TWO-STEP PRODUCTION OF 1,3-BUTADIENE FROM ETHANOL

Jonathan Burla, University of Pennsylvania
Ross Fehnel, University of Pennsylvania
Philip Louie, University of Pennsylvania
Peter Terpeluk, University of Pennsylvania

Abstract

A plant utilizing a two-step reaction process, which takes a 95% ethanol stream (by mass) and produces a 98% 1,3-butadiene stream, was designed for this project. The production goal for this plant was 200,000 tonnes of butadiene with the main motivation behind the project being the recent rise in butadiene prices. The process first passes ethanol through a catalytic dehydrogenation reactor to convert ethanol to acetaldehyde and hydrogen. A kinetic model was used to determine the reaction rates and operating conditions of the reactor. The acetaldehyde intermediate is further reacted with ethanol in a catalytic reactor to form butadiene. A hydrogen byproduct stream is also generated in this design and is purified for sale.

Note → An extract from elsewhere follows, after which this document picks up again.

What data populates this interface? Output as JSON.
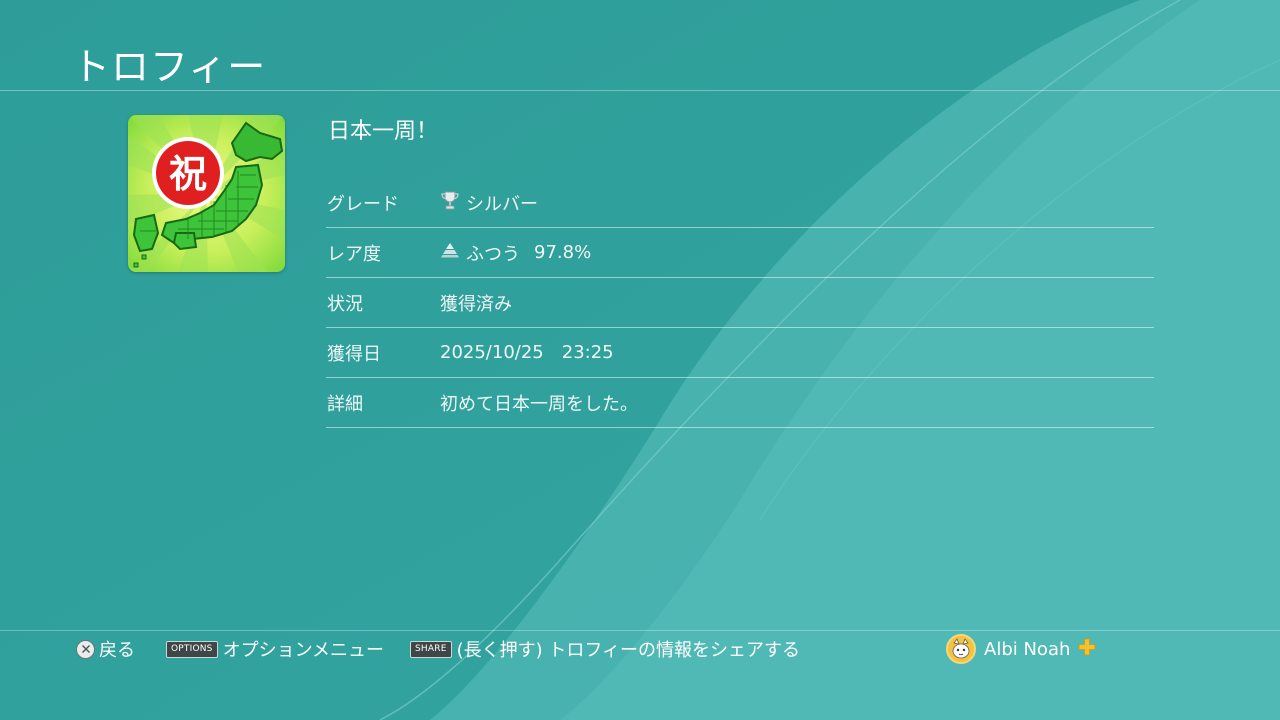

This report provides a design and economic analysis for the production of butadiene on the Gulf Coast. Process flow sheets, energy and utility requirements, and equipment summaries are provided and analyzed. Process profitability is sensitive to the cost of both ethanol and butadiene. It is shown that the plant is very profitable for its expected 15-year lifespan with an expected internal rate of return of 40%, return on investment of 34%, and net present value of $172,000,000 (for a discount rate of 15%). The process becomes unprofitable if the price of ethanol increases to over $3.00/gallon. A combination of increased ethanol price and decreased butadiene price will also cause the plant to be unprofitable. Therefore, plant construction is only recommended given an acceptable price of ethanol and butadiene.

 

Date Posted: 20 August 2012